Вопреки этому почти литургическому трехстишию перед сном, сам по себе сон приходит не всегда и не сразу. Боевые колонны клопов уже вышли на тропу войны, выползя из трещин в старых стенах, из щели под дверью в ванную, из провалов и рытвин обеих кроватей, в которых спим мы с матерью; почуяв мое детское тельце, они вышли ему навстречу. Они пытаются наброситься на меня, однако Капитанша всегда успевает в последний миг включить свет и сшибить их гроздья с одеяла — гроздья еще не насосавшихся моей кровью клопов, — она подбирает их с пола, выносит и топит в ванне.
Однако я бы покривил душой, вздумай я сейчас пожаловаться на неожиданные суровые испытания, выпавшие на долю венского мальчика, всего за два года до этого гулявшего по аллее в Пётцляйнсдорфе, держась за руку няни и не имея оснований тревожиться за собственное будущее!
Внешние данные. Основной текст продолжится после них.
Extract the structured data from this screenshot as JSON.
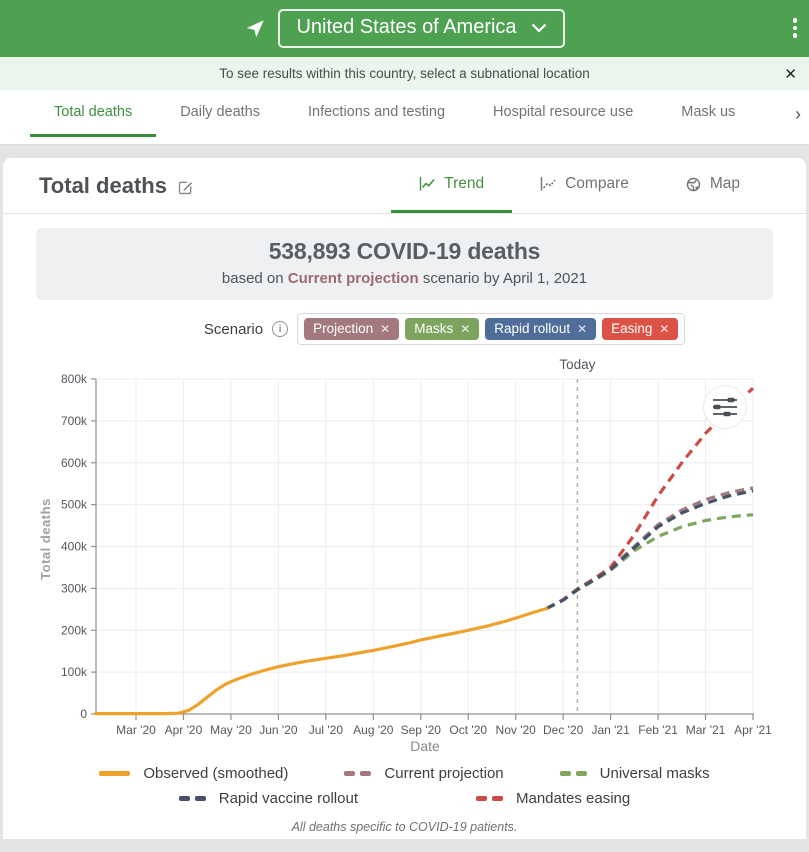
{
  "colors": {
    "header_green": "#4da151",
    "active_green": "#3e8e41",
    "underline_green": "#388e3c",
    "notice_bg": "#eaf5ec",
    "summary_bg": "#eef0f2",
    "scenario_mauve": "#9d6a72"
  },
  "header": {
    "location": "United States of America",
    "nav_arrow_icon": "navigation-arrow",
    "kebab_icon": "vertical-dots-menu"
  },
  "notice": {
    "text": "To see results within this country, select a subnational location",
    "close_label": "✕"
  },
  "nav_tabs": {
    "items": [
      {
        "label": "Total deaths",
        "active": true
      },
      {
        "label": "Daily deaths",
        "active": false
      },
      {
        "label": "Infections and testing",
        "active": false
      },
      {
        "label": "Hospital resource use",
        "active": false
      },
      {
        "label": "Mask us",
        "active": false
      }
    ],
    "scroll_icon": "›"
  },
  "page": {
    "title": "Total deaths"
  },
  "view_tabs": [
    {
      "label": "Trend",
      "active": true,
      "icon": "trend-line-icon"
    },
    {
      "label": "Compare",
      "active": false,
      "icon": "compare-lines-icon"
    },
    {
      "label": "Map",
      "active": false,
      "icon": "globe-icon"
    }
  ],
  "summary": {
    "headline": "538,893 COVID-19 deaths",
    "sub_prefix": "based on",
    "scenario_name": "Current projection",
    "sub_suffix": "scenario by April 1, 2021"
  },
  "scenario": {
    "label": "Scenario",
    "info_icon": "i",
    "chips": [
      {
        "label": "Projection",
        "remove_label": "✕",
        "color": "#a3787f"
      },
      {
        "label": "Masks",
        "remove_label": "✕",
        "color": "#7da45e"
      },
      {
        "label": "Rapid rollout",
        "remove_label": "✕",
        "color": "#4e6e99"
      },
      {
        "label": "Easing",
        "remove_label": "✕",
        "color": "#dc5247"
      }
    ]
  },
  "chart_data": {
    "type": "line",
    "xlabel": "Date",
    "ylabel": "Total deaths",
    "today_label": "Today",
    "today_x": 9.3,
    "x_unit": "months since Mar 2020 tick (0 = Mar '20, 13 = Apr '21)",
    "y_unit": "thousands of deaths",
    "ylim": [
      0,
      800000
    ],
    "grid": true,
    "x_tick_labels": [
      "Mar '20",
      "Apr '20",
      "May '20",
      "Jun '20",
      "Jul '20",
      "Aug '20",
      "Sep '20",
      "Oct '20",
      "Nov '20",
      "Dec '20",
      "Jan '21",
      "Feb '21",
      "Mar '21",
      "Apr '21"
    ],
    "y_tick_labels": [
      "0",
      "100k",
      "200k",
      "300k",
      "400k",
      "500k",
      "600k",
      "700k",
      "800k"
    ],
    "series": [
      {
        "name": "Current projection",
        "color": "#a3787f",
        "dash": true,
        "points": [
          [
            8.65,
            252
          ],
          [
            9,
            273
          ],
          [
            9.3,
            298
          ],
          [
            9.65,
            322
          ],
          [
            10,
            347
          ],
          [
            10.5,
            400
          ],
          [
            11,
            452
          ],
          [
            11.5,
            487
          ],
          [
            12,
            512
          ],
          [
            12.5,
            529
          ],
          [
            13,
            540
          ]
        ]
      },
      {
        "name": "Universal masks",
        "color": "#80a55e",
        "dash": true,
        "points": [
          [
            8.65,
            252
          ],
          [
            9,
            272
          ],
          [
            9.3,
            296
          ],
          [
            9.65,
            319
          ],
          [
            10,
            343
          ],
          [
            10.5,
            390
          ],
          [
            11,
            424
          ],
          [
            11.5,
            447
          ],
          [
            12,
            462
          ],
          [
            12.5,
            471
          ],
          [
            13,
            476
          ]
        ]
      },
      {
        "name": "Mandates easing",
        "color": "#cc4b44",
        "dash": true,
        "points": [
          [
            8.65,
            252
          ],
          [
            9,
            273
          ],
          [
            9.3,
            298
          ],
          [
            9.65,
            323
          ],
          [
            10,
            350
          ],
          [
            10.5,
            428
          ],
          [
            11,
            521
          ],
          [
            11.5,
            600
          ],
          [
            12,
            670
          ],
          [
            12.5,
            727
          ],
          [
            13,
            778
          ]
        ]
      },
      {
        "name": "Rapid vaccine rollout",
        "color": "#455268",
        "dash": true,
        "points": [
          [
            8.65,
            252
          ],
          [
            9,
            272
          ],
          [
            9.3,
            297
          ],
          [
            9.65,
            320
          ],
          [
            10,
            345
          ],
          [
            10.5,
            397
          ],
          [
            11,
            447
          ],
          [
            11.5,
            480
          ],
          [
            12,
            503
          ],
          [
            12.5,
            521
          ],
          [
            13,
            533
          ]
        ]
      },
      {
        "name": "Observed (smoothed)",
        "color": "#efa12d",
        "dash": false,
        "points": [
          [
            -0.85,
            1
          ],
          [
            0,
            1
          ],
          [
            0.6,
            1
          ],
          [
            0.9,
            2
          ],
          [
            1.1,
            8
          ],
          [
            1.3,
            22
          ],
          [
            1.5,
            40
          ],
          [
            1.7,
            58
          ],
          [
            1.9,
            72
          ],
          [
            2.1,
            82
          ],
          [
            2.4,
            94
          ],
          [
            2.7,
            104
          ],
          [
            3,
            113
          ],
          [
            3.3,
            120
          ],
          [
            3.6,
            126
          ],
          [
            4,
            133
          ],
          [
            4.4,
            140
          ],
          [
            4.8,
            148
          ],
          [
            5,
            152
          ],
          [
            5.4,
            161
          ],
          [
            5.8,
            171
          ],
          [
            6,
            177
          ],
          [
            6.4,
            186
          ],
          [
            6.8,
            195
          ],
          [
            7,
            200
          ],
          [
            7.4,
            210
          ],
          [
            7.8,
            222
          ],
          [
            8,
            229
          ],
          [
            8.3,
            240
          ],
          [
            8.65,
            252
          ]
        ]
      }
    ]
  },
  "chart_controls": {
    "options_button_icon": "sliders-icon"
  },
  "legend": {
    "rows": [
      [
        {
          "label": "Observed (smoothed)",
          "color": "#efa12d",
          "dash": false
        },
        {
          "label": "Current projection",
          "color": "#a3787f",
          "dash": true
        },
        {
          "label": "Universal masks",
          "color": "#80a55e",
          "dash": true
        }
      ],
      [
        {
          "label": "Rapid vaccine rollout",
          "color": "#455268",
          "dash": true
        },
        {
          "label": "Mandates easing",
          "color": "#cc4b44",
          "dash": true
        }
      ]
    ]
  },
  "footnote": "All deaths specific to COVID-19 patients."
}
Разве опасность получить плеткой от практически беззубого паркового сторожа, который всего-навсего выполняет свой долг в качестве муниципального служащего, не укрепляет понимание государственного устройства куда в большей степени, нежели кроткие предостережения няньки, неизменно одетой в накрахмаленную, да и в прочих отношениях безупречную униформу в синюю полоску? Или в самопожертвовании, свойственном материнской любви, на примере ежевечернего рассказыванья страшных сказочек из книги братьев Гримм с их вечной угрозой со стороны волка можно убедиться полнее, нежели на примере ее столь же ежевечерних схваток с армиями клопов, еще не успевшими насосаться детской крови?